Rujukan Raja Felipe VI pada warisan Sefardi sejalan dengan pernyataan kementerian luar negeri Spanyol, yang sebelumnya menekankan masa lalu Yahudi di Spanyol ketika menanggapi apa yang mereka sebut sebagai tuduhan palsu dan fitnah antisemitisme dari pemerintah Israel.

Menolak Pernyataan Trump

Raja Felipe VI menegaskan pula bahwa Spanyol telah dengan tegas mengutuk terorisme biadab Hamas, khususnya pembantaian brutal pada 7 Oktober 2023, serta menekankan bahwa Israel berkewajiban mematuhi hukum humaniter internasional di Gaza dan Tepi Barat.

Dia menyerukan agar bantuan kemanusiaan segera diizinkan masuk ke Gaza, gencatan senjata segera diberlakukan, dan Hamas segera membebaskan para sandera "yang masih mereka tahan dengan begitu kejam". Raja Felipe VI  menambahkan bahwa komunitas internasional perlu mendorong solusi dua negara dan bahwa pengakuan diplomatik yang semakin luas terhadap Palestina seharusnya membantu menciptakan perdamaian regional yang adil dan definitif.

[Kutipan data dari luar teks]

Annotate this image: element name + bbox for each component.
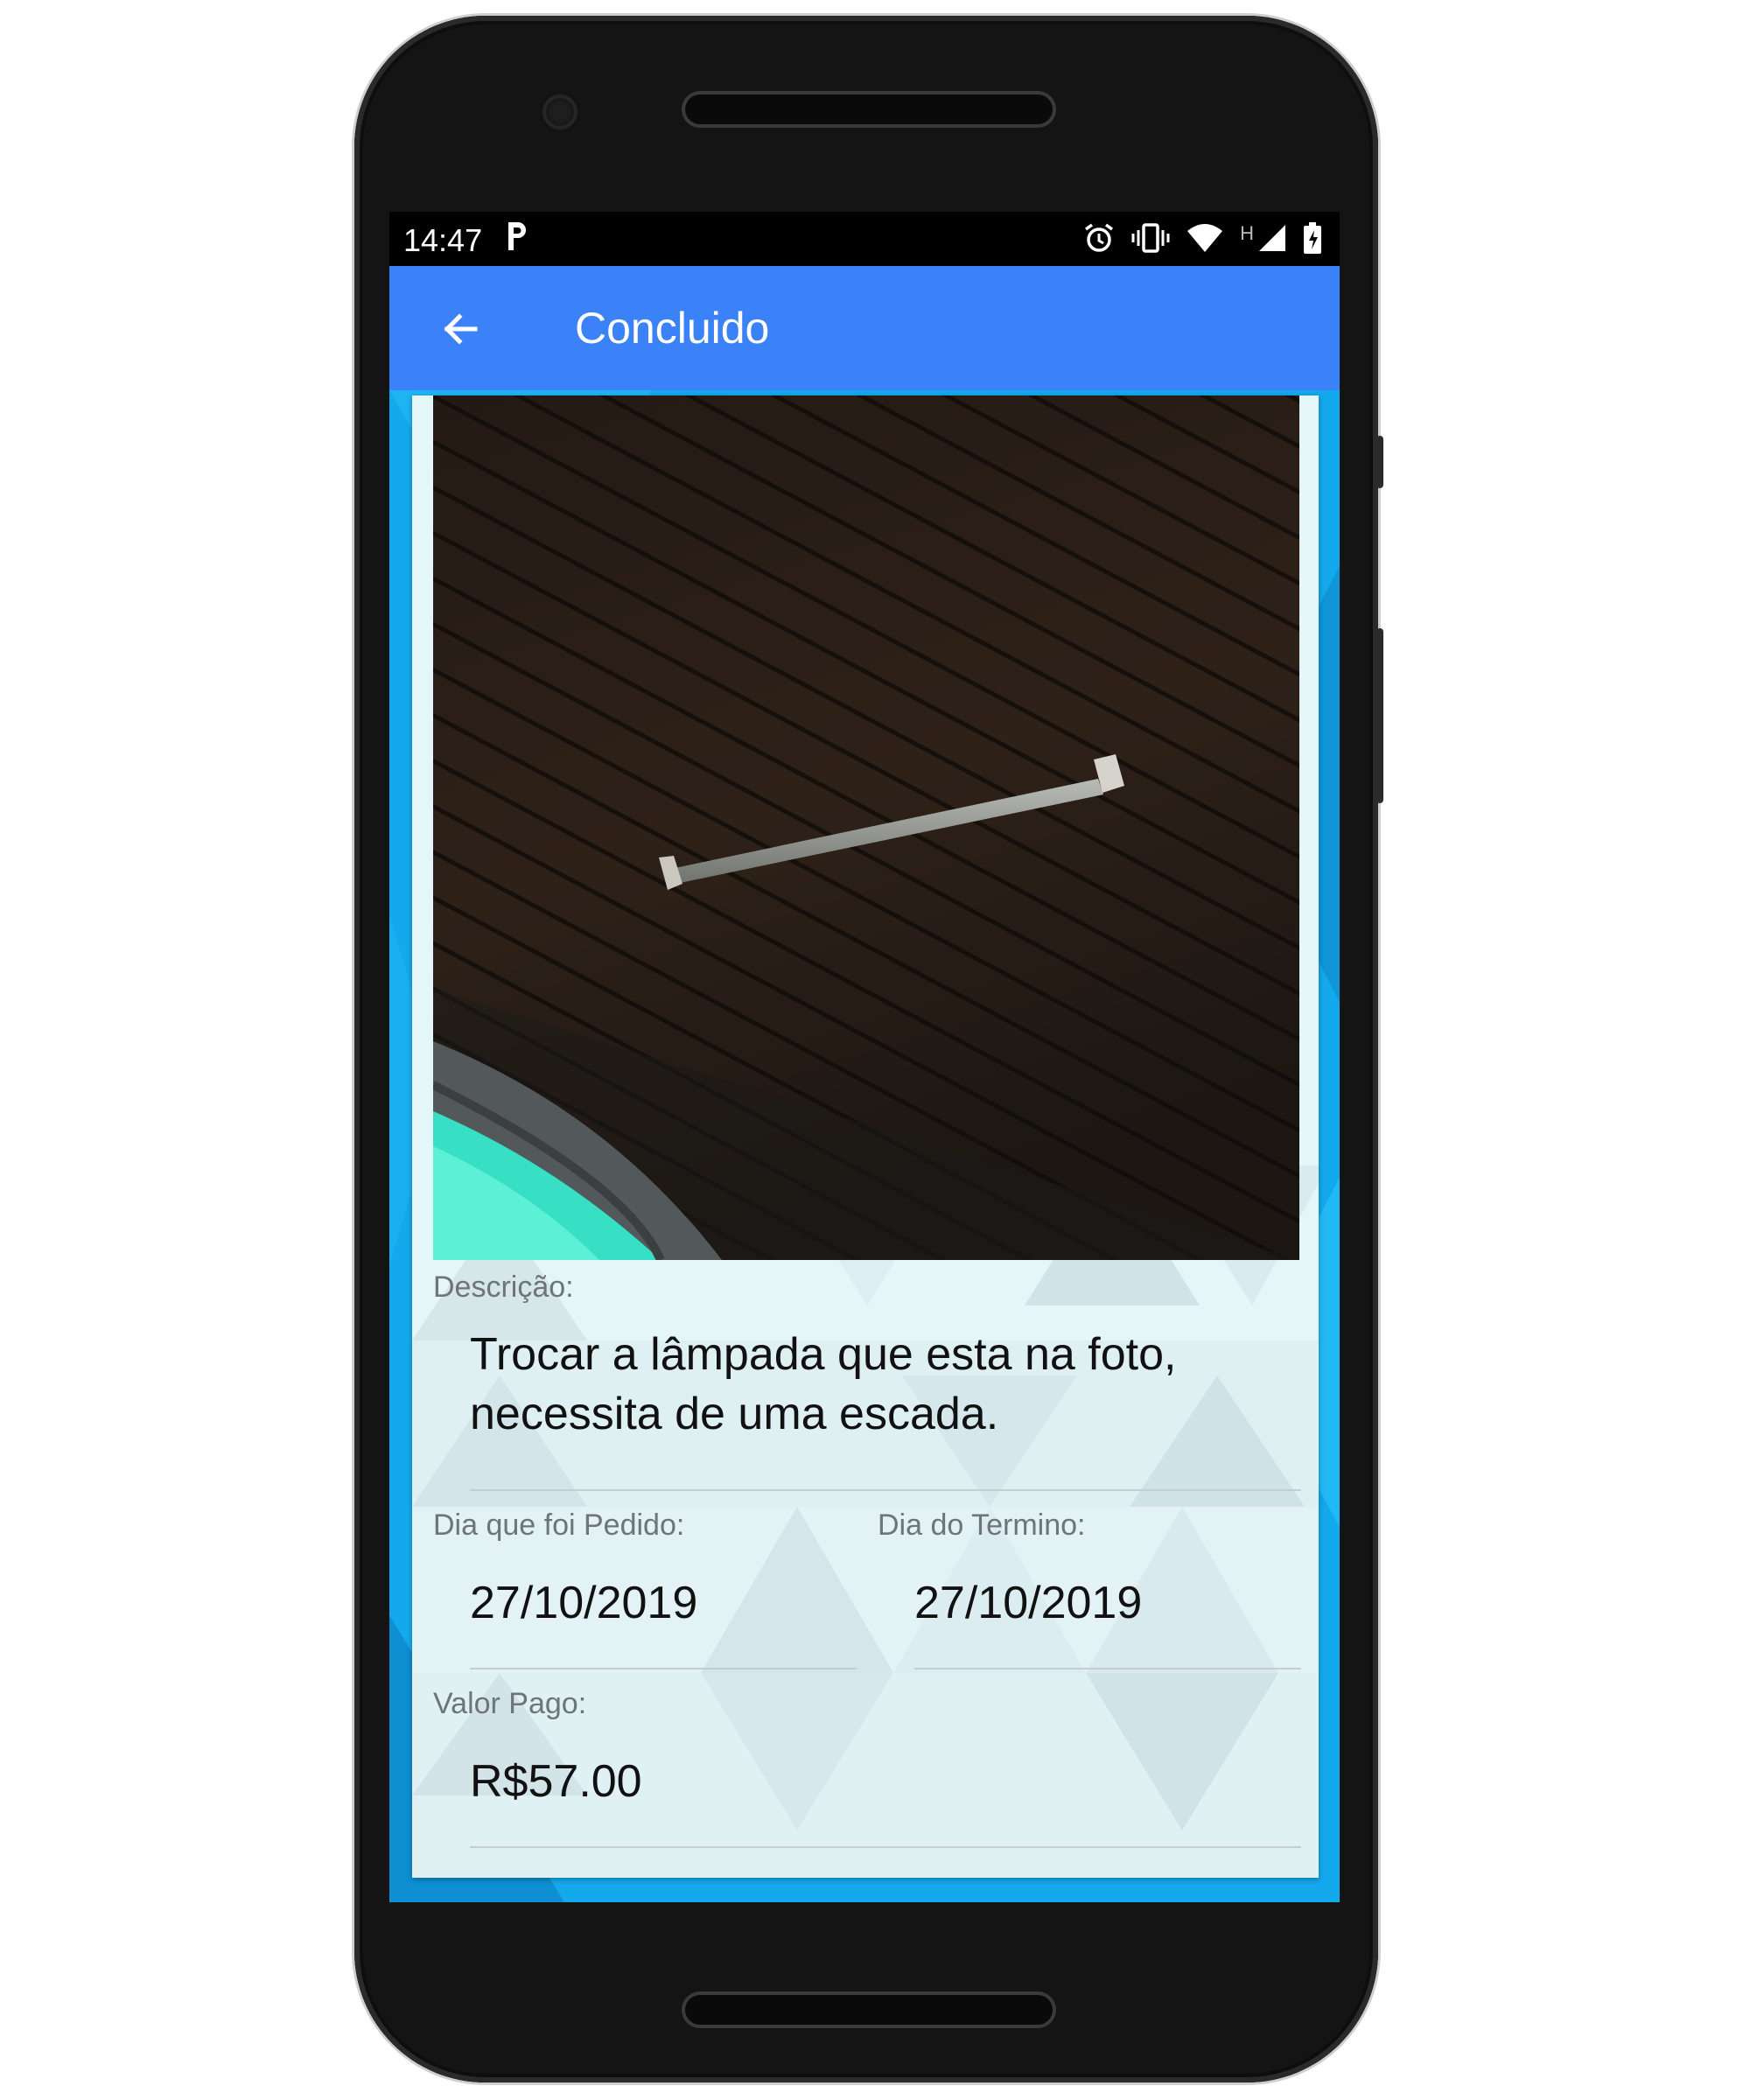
paid-underline	[470, 1846, 1301, 1848]
status-time: 14:47	[403, 222, 483, 258]
end-date-label: Dia do Termino:	[878, 1508, 1086, 1542]
power-button	[1376, 436, 1383, 488]
volume-button	[1376, 628, 1383, 803]
description-value: Trocar a lâmpada que esta na foto, neces…	[470, 1329, 1177, 1439]
page-title: Concluido	[575, 304, 770, 353]
arrow-left-icon	[444, 313, 478, 345]
status-bar: 14:47 H	[389, 212, 1340, 266]
paid-label: Valor Pago:	[433, 1687, 587, 1720]
description-underline	[470, 1489, 1301, 1491]
alarm-icon	[1082, 221, 1116, 259]
request-date-label: Dia que foi Pedido:	[433, 1508, 685, 1542]
wifi-icon	[1186, 222, 1224, 258]
status-icons: H	[1082, 220, 1322, 259]
bottom-speaker	[685, 1995, 1053, 2025]
end-date-value: 27/10/2019	[914, 1578, 1143, 1628]
signal-icon	[1257, 223, 1287, 257]
request-photo[interactable]	[433, 396, 1299, 1260]
h-network-icon: H	[1240, 222, 1254, 244]
back-button[interactable]	[435, 303, 487, 355]
vibrate-icon	[1131, 221, 1170, 259]
end-date-underline	[914, 1668, 1301, 1670]
request-date-value: 27/10/2019	[470, 1578, 698, 1628]
description-label: Descrição:	[433, 1270, 574, 1304]
request-date-underline	[470, 1668, 857, 1670]
earpiece-speaker	[685, 94, 1053, 124]
parking-p-icon	[503, 219, 529, 262]
app-bar: Concluido	[389, 266, 1340, 390]
detail-card: Descrição: Trocar a lâmpada que esta na …	[412, 396, 1319, 1878]
battery-charging-icon	[1303, 221, 1322, 259]
paid-value: R$57.00	[470, 1756, 642, 1807]
screen: 14:47 H Concluido Descrição: Trocar a lâ…	[389, 212, 1340, 1902]
front-camera	[542, 94, 578, 130]
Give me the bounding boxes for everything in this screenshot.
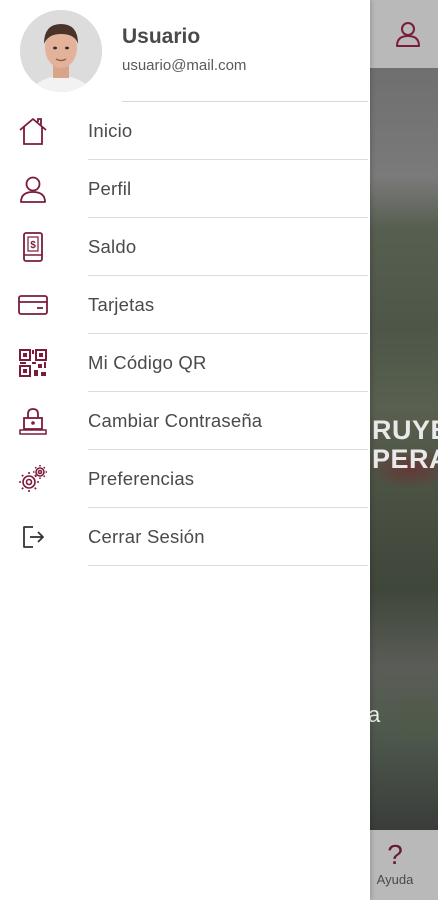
menu-item-perfil[interactable]: Perfil <box>0 160 370 218</box>
help-label: Ayuda <box>376 872 414 887</box>
logout-icon <box>16 521 50 553</box>
menu-item-saldo[interactable]: $ Saldo <box>0 218 370 276</box>
menu-label: Perfil <box>88 178 132 199</box>
home-icon <box>16 115 50 147</box>
menu-label: Inicio <box>88 120 133 141</box>
profile-icon[interactable] <box>392 18 424 50</box>
question-mark-icon: ? <box>387 839 403 870</box>
menu-label: Tarjetas <box>88 294 155 315</box>
drawer-menu: Inicio Perfil $ Saldo Tarjetas Mi Código… <box>0 102 370 566</box>
gears-icon <box>16 463 50 495</box>
menu-item-inicio[interactable]: Inicio <box>0 102 370 160</box>
svg-text:$: $ <box>30 240 36 251</box>
card-icon <box>16 289 50 321</box>
balance-phone-icon: $ <box>16 231 50 263</box>
menu-item-cambiar-contrasena[interactable]: Cambiar Contraseña <box>0 392 370 450</box>
navigation-drawer: Usuario usuario@mail.com Inicio Perfil $… <box>0 0 370 900</box>
menu-label: Cambiar Contraseña <box>88 410 263 431</box>
lock-password-icon <box>16 405 50 437</box>
user-email: usuario@mail.com <box>122 57 247 74</box>
menu-item-cerrar-sesion[interactable]: Cerrar Sesión <box>0 508 370 566</box>
person-icon <box>16 173 50 205</box>
menu-item-qr[interactable]: Mi Código QR <box>0 334 370 392</box>
menu-label: Cerrar Sesión <box>88 526 205 547</box>
qr-code-icon <box>16 347 50 379</box>
menu-divider <box>88 565 368 566</box>
user-name: Usuario <box>122 25 201 48</box>
menu-item-tarjetas[interactable]: Tarjetas <box>0 276 370 334</box>
avatar[interactable] <box>20 10 102 92</box>
menu-item-preferencias[interactable]: Preferencias <box>0 450 370 508</box>
menu-label: Preferencias <box>88 468 195 489</box>
menu-label: Saldo <box>88 236 137 257</box>
help-button[interactable]: ? Ayuda <box>370 839 420 888</box>
background-banner-text: RUYE PERA <box>372 415 438 474</box>
menu-label: Mi Código QR <box>88 352 207 373</box>
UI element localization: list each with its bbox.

Pidato Raja Felipe VI berlangsung sehari setelah Donald Trump, dalam pidato provokatif di majelis umum PBB, menuduh badan itu hanya berisi omong kosong dan gagal menghentikan perang.

Tidak seperti Trump, Felipe menegaskan bahwa PBB dan nilai-nilai dasarnya masih relevan, sekalipun dunia sering menjerumuskan kita ke ambang kehancuran dan membuat kita mempertanyakan makna multilateralisme.

"Percaya pada PBB berarti percaya teguh pada universalitas prinsip dan nilai-nilai yang tertuang dalam Piagam PBB serta Deklarasi Universal Hak Asasi Manusia," tegasnya. "Artinya menolak godaan untuk menyesuaikannya dengan kepentingan tertentu, relativisme atau pengecualian, sebab martabat manusia tidak bisa dinegosiasikan."